I’m always recommending that people write whitepapers. For instance, in Using Your College Skills to Succeed After College and What To Do About Being (Temporarily) Pretty.
Here’s a conversation that happened recently between me and a bullicorn I’ll call Bosslady:
Bosslady: Random question: you mention whitepapers sometimes. Do you have any favorites? I’ve never written one and I think the reason is that I’ve never read one I really liked. I’m thinking of trying to get my team at work to write some and I need inspiration.
Jen: I actually don’t think I’ve read any whitepapers in maybe a few years. But it was back when I wrote one in 2002 that I realized how much people lose their shit for them. Mine was pretty simple, but people kept saying “I passed this on to my boss!” or “I used this in a meeting.” As late as 2008, I received a request to use my whitepaper in a graduate level course reader at California Polytechnic. (I said yes, of course.

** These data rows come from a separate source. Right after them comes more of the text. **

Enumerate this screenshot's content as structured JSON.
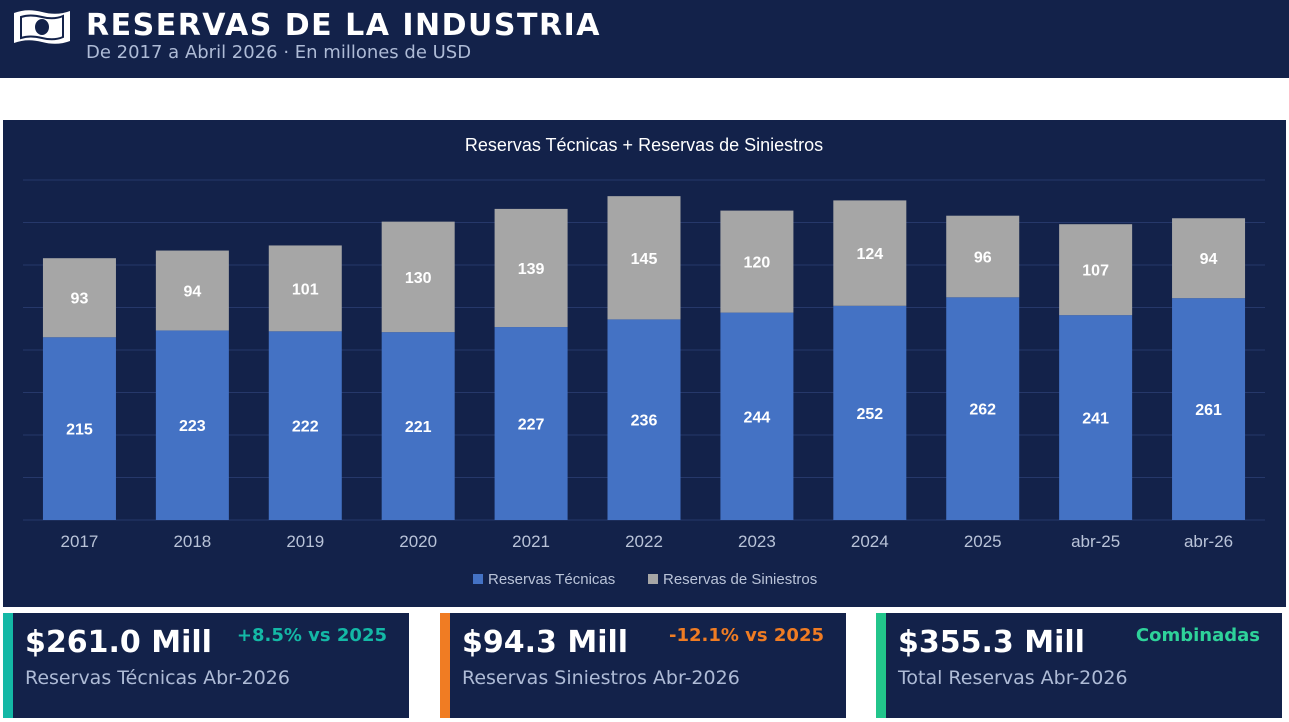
{
  "header": {
    "icon": "banknote-icon",
    "title": "RESERVAS DE LA INDUSTRIA",
    "subtitle": "De 2017 a Abril 2026 · En millones de USD"
  },
  "chart_data": {
    "type": "bar",
    "stacked": true,
    "title": "Reservas Técnicas + Reservas de Siniestros",
    "categories": [
      "2017",
      "2018",
      "2019",
      "2020",
      "2021",
      "2022",
      "2023",
      "2024",
      "2025",
      "abr-25",
      "abr-26"
    ],
    "series": [
      {
        "name": "Reservas Técnicas",
        "color": "#4472c4",
        "values": [
          215,
          223,
          222,
          221,
          227,
          236,
          244,
          252,
          262,
          241,
          261
        ]
      },
      {
        "name": "Reservas de Siniestros",
        "color": "#a6a6a6",
        "values": [
          93,
          94,
          101,
          130,
          139,
          145,
          120,
          124,
          96,
          107,
          94
        ]
      }
    ],
    "ylim": [
      0,
      400
    ],
    "grid": true,
    "legend": "bottom",
    "data_labels": true
  },
  "kpis": [
    {
      "value": "$261.0 Mill",
      "delta": "+8.5% vs 2025",
      "label": "Reservas Técnicas Abr-2026",
      "accent": "#14b8a6",
      "delta_color": "#14b8a6"
    },
    {
      "value": "$94.3 Mill",
      "delta": "-12.1% vs 2025",
      "label": "Reservas Siniestros Abr-2026",
      "accent": "#f07c23",
      "delta_color": "#f07c23"
    },
    {
      "value": "$355.3 Mill",
      "delta": "Combinadas",
      "label": "Total Reservas Abr-2026",
      "accent": "#22c58b",
      "delta_color": "#2ed29a"
    }
  ]
}
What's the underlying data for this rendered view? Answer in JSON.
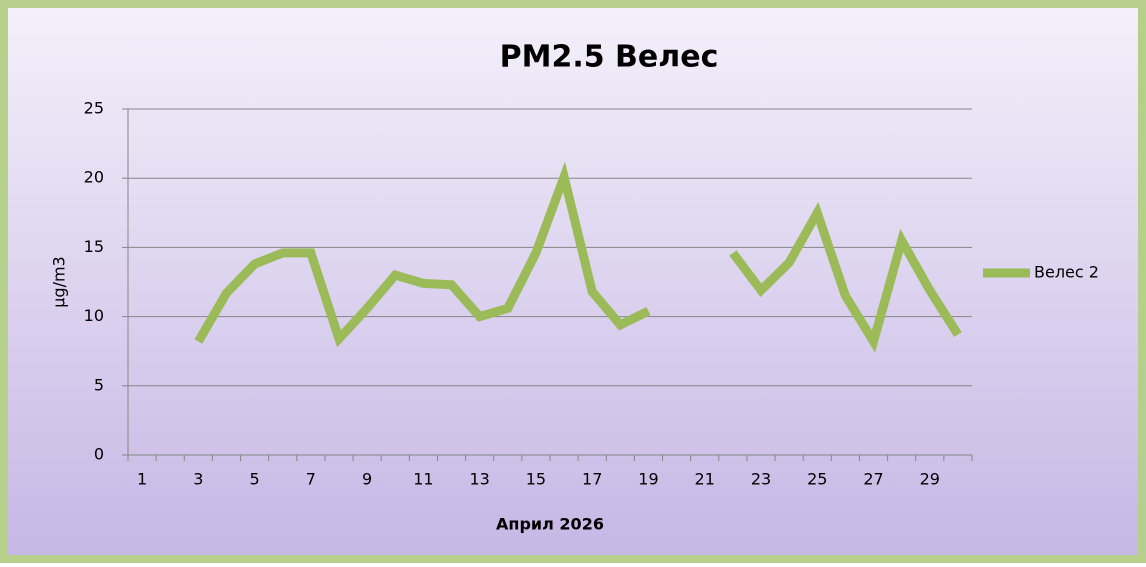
{
  "chart_data": {
    "type": "line",
    "title": "PM2.5 Велес",
    "x_label": "Април 2026",
    "y_label": "µg/m3",
    "categories": [
      "1",
      null,
      "3",
      null,
      "5",
      null,
      "7",
      null,
      "9",
      null,
      "11",
      null,
      "13",
      null,
      "15",
      null,
      "17",
      null,
      "19",
      null,
      "21",
      null,
      "23",
      null,
      "25",
      null,
      "27",
      null,
      "29",
      null
    ],
    "series": [
      {
        "name": "Велес 2",
        "color": "#9bbb59",
        "values": [
          null,
          null,
          8.2,
          11.7,
          13.8,
          14.6,
          14.6,
          8.4,
          10.6,
          13.0,
          12.4,
          12.3,
          10.0,
          10.6,
          14.6,
          20.1,
          11.8,
          9.4,
          10.4,
          null,
          null,
          14.6,
          11.9,
          13.9,
          17.5,
          11.5,
          8.2,
          15.5,
          11.9,
          8.7
        ]
      }
    ],
    "ylim": [
      0,
      25
    ],
    "yticks": [
      0,
      5,
      10,
      15,
      20,
      25
    ],
    "grid": true,
    "legend": "right"
  }
}
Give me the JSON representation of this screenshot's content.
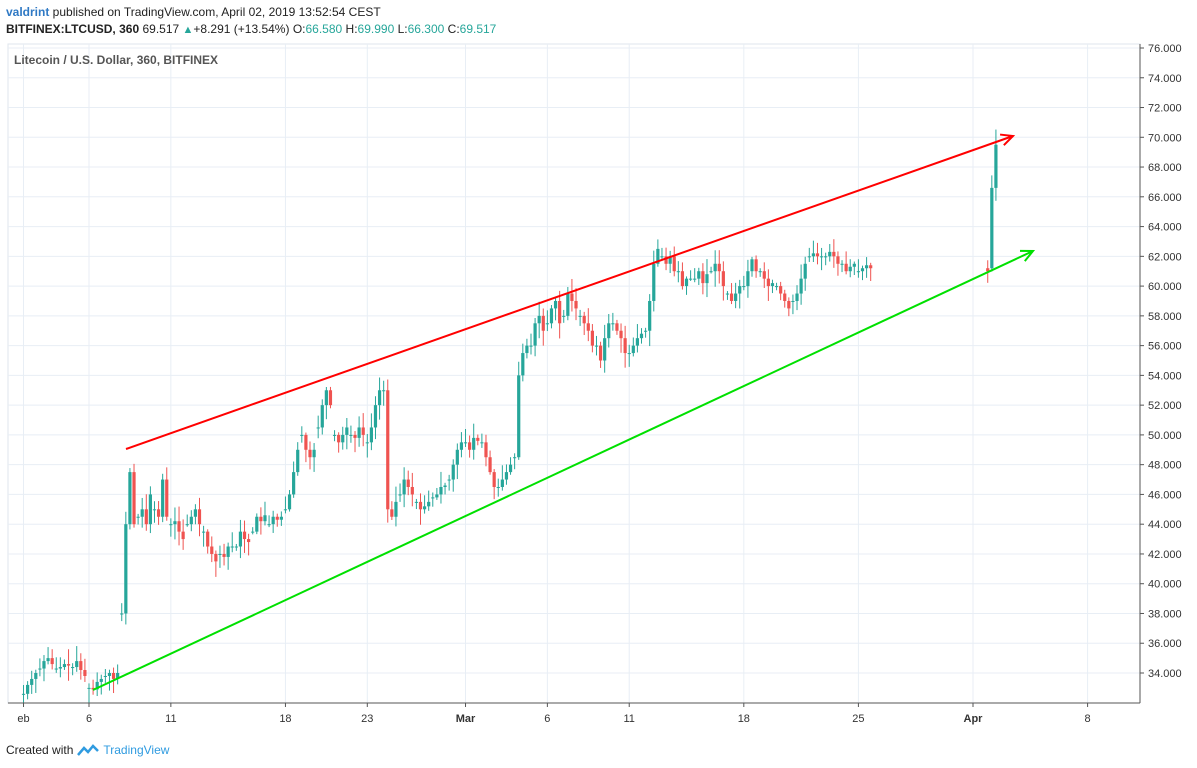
{
  "header": {
    "user": "valdrint",
    "published": " published on TradingView.com, April 02, 2019 13:52:54 CEST",
    "symbol": "BITFINEX:LTCUSD, 360",
    "last": "69.517",
    "change": "+8.291 (+13.54%)",
    "o_label": "O:",
    "o_val": "66.580",
    "h_label": "H:",
    "h_val": "69.990",
    "l_label": "L:",
    "l_val": "66.300",
    "c_label": "C:",
    "c_val": "69.517"
  },
  "footer": {
    "created": "Created with",
    "brand": "TradingView"
  },
  "colors": {
    "up": "#26a69a",
    "down": "#ef5350",
    "resistance": "#ff0000",
    "support": "#00e000",
    "grid": "#e8eef5",
    "axis": "#555555"
  },
  "chart_data": {
    "type": "candlestick",
    "title": "Litecoin / U.S. Dollar, 360, BITFINEX",
    "ylim": [
      32,
      76
    ],
    "yticks": [
      "76.000",
      "74.000",
      "72.000",
      "70.000",
      "68.000",
      "66.000",
      "64.000",
      "62.000",
      "60.000",
      "58.000",
      "56.000",
      "54.000",
      "52.000",
      "50.000",
      "48.000",
      "46.000",
      "44.000",
      "42.000",
      "40.000",
      "38.000",
      "36.000",
      "34.000"
    ],
    "xticks": [
      {
        "label": "eb",
        "day": 2
      },
      {
        "label": "6",
        "day": 6
      },
      {
        "label": "11",
        "day": 11
      },
      {
        "label": "18",
        "day": 18
      },
      {
        "label": "23",
        "day": 23
      },
      {
        "label": "Mar",
        "day": 29
      },
      {
        "label": "6",
        "day": 34
      },
      {
        "label": "11",
        "day": 39
      },
      {
        "label": "18",
        "day": 46
      },
      {
        "label": "25",
        "day": 53
      },
      {
        "label": "Apr",
        "day": 60
      },
      {
        "label": "8",
        "day": 67
      }
    ],
    "x_unit": "days since Feb 1, 2019 (tick labels are dates)",
    "daily": [
      {
        "day": 2,
        "v": [
          32.6,
          33.2,
          33.6,
          34.0
        ]
      },
      {
        "day": 3,
        "v": [
          34.3,
          34.8,
          35.0,
          34.6
        ]
      },
      {
        "day": 4,
        "v": [
          34.3,
          34.4,
          34.6,
          34.5
        ]
      },
      {
        "day": 5,
        "v": [
          34.4,
          34.8,
          34.2,
          33.8
        ]
      },
      {
        "day": 6,
        "v": [
          33.0,
          32.9,
          33.4,
          33.6
        ]
      },
      {
        "day": 7,
        "v": [
          33.8,
          34.0,
          33.6,
          34.0
        ]
      },
      {
        "day": 8,
        "v": [
          38.0,
          44.0,
          47.5,
          44.0
        ]
      },
      {
        "day": 9,
        "v": [
          44.5,
          45.0,
          44.0,
          46.0
        ]
      },
      {
        "day": 10,
        "v": [
          45.0,
          44.5,
          47.0,
          44.5
        ]
      },
      {
        "day": 11,
        "v": [
          44.0,
          44.2,
          43.5,
          43.0
        ]
      },
      {
        "day": 12,
        "v": [
          44.0,
          44.5,
          45.0,
          44.0
        ]
      },
      {
        "day": 13,
        "v": [
          43.5,
          42.5,
          42.0,
          41.5
        ]
      },
      {
        "day": 14,
        "v": [
          42.0,
          41.8,
          42.5,
          42.5
        ]
      },
      {
        "day": 15,
        "v": [
          42.5,
          43.5,
          43.0,
          42.8
        ]
      },
      {
        "day": 16,
        "v": [
          43.5,
          44.5,
          44.2,
          44.6
        ]
      },
      {
        "day": 17,
        "v": [
          44.0,
          44.5,
          44.3,
          44.5
        ]
      },
      {
        "day": 18,
        "v": [
          45.0,
          46.0,
          47.5,
          49.0
        ]
      },
      {
        "day": 19,
        "v": [
          50.0,
          49.0,
          48.5,
          49.0
        ]
      },
      {
        "day": 20,
        "v": [
          50.5,
          52.0,
          53.0,
          52.0
        ]
      },
      {
        "day": 21,
        "v": [
          50.0,
          49.5,
          50.0,
          50.5
        ]
      },
      {
        "day": 22,
        "v": [
          50.0,
          49.8,
          50.5,
          50.0
        ]
      },
      {
        "day": 23,
        "v": [
          49.5,
          50.5,
          52.0,
          53.0
        ]
      },
      {
        "day": 24,
        "v": [
          53.0,
          45.0,
          44.5,
          45.5
        ]
      },
      {
        "day": 25,
        "v": [
          46.0,
          47.0,
          46.5,
          46.0
        ]
      },
      {
        "day": 26,
        "v": [
          45.5,
          45.0,
          45.2,
          45.5
        ]
      },
      {
        "day": 27,
        "v": [
          45.8,
          46.0,
          46.5,
          46.6
        ]
      },
      {
        "day": 28,
        "v": [
          47.0,
          48.0,
          49.0,
          49.5
        ]
      },
      {
        "day": 29,
        "v": [
          49.5,
          49.0,
          49.8,
          49.6
        ]
      },
      {
        "day": 30,
        "v": [
          49.5,
          48.5,
          47.5,
          46.5
        ]
      },
      {
        "day": 31,
        "v": [
          46.5,
          47.0,
          47.5,
          48.0
        ]
      },
      {
        "day": 32,
        "v": [
          48.5,
          54.0,
          55.5,
          56.0
        ]
      },
      {
        "day": 33,
        "v": [
          56.0,
          57.5,
          58.0,
          57.0
        ]
      },
      {
        "day": 34,
        "v": [
          57.5,
          58.5,
          59.0,
          57.5
        ]
      },
      {
        "day": 35,
        "v": [
          58.0,
          59.5,
          59.0,
          58.5
        ]
      },
      {
        "day": 36,
        "v": [
          58.0,
          57.5,
          57.0,
          56.0
        ]
      },
      {
        "day": 37,
        "v": [
          56.0,
          55.0,
          56.5,
          57.5
        ]
      },
      {
        "day": 38,
        "v": [
          57.5,
          57.0,
          56.5,
          55.5
        ]
      },
      {
        "day": 39,
        "v": [
          55.5,
          56.0,
          56.5,
          56.8
        ]
      },
      {
        "day": 40,
        "v": [
          57.0,
          59.0,
          61.5,
          62.5
        ]
      },
      {
        "day": 41,
        "v": [
          62.0,
          61.5,
          62.0,
          61.0
        ]
      },
      {
        "day": 42,
        "v": [
          61.0,
          60.0,
          60.5,
          60.5
        ]
      },
      {
        "day": 43,
        "v": [
          60.5,
          61.0,
          60.2,
          60.8
        ]
      },
      {
        "day": 44,
        "v": [
          61.0,
          61.5,
          61.0,
          60.0
        ]
      },
      {
        "day": 45,
        "v": [
          59.5,
          59.0,
          59.5,
          60.0
        ]
      },
      {
        "day": 46,
        "v": [
          60.0,
          61.0,
          61.8,
          61.0
        ]
      },
      {
        "day": 47,
        "v": [
          61.0,
          60.5,
          60.0,
          60.2
        ]
      },
      {
        "day": 48,
        "v": [
          60.0,
          59.5,
          59.0,
          58.5
        ]
      },
      {
        "day": 49,
        "v": [
          59.0,
          59.5,
          60.5,
          61.5
        ]
      },
      {
        "day": 50,
        "v": [
          62.0,
          62.2,
          62.0,
          62.0
        ]
      },
      {
        "day": 51,
        "v": [
          62.0,
          62.3,
          62.0,
          61.5
        ]
      },
      {
        "day": 52,
        "v": [
          61.5,
          61.0,
          61.3,
          61.5
        ]
      },
      {
        "day": 53,
        "v": [
          61.0,
          61.2,
          61.4,
          61.2
        ]
      }
    ]
  }
}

What I wanted to say was, “This was written by a philosophy major who doesn’t have an MBA. Enjoy!”) As late as 2011, I had a GMAT student tell me he used my whitepaper at work.
So, here is my whitepaper from 2002. It’s dated, of course (but not as much as you’d think!) You can also see that it’s not that long, and pretty informally written. Way easier than writing papers in college. This is all it takes to get people to pass your shit around.
So many whitepapers I’ve vaguely clicked on have been really blatant sales pitches, so one that’s a little more academic (plain, less cheesy) really stands out.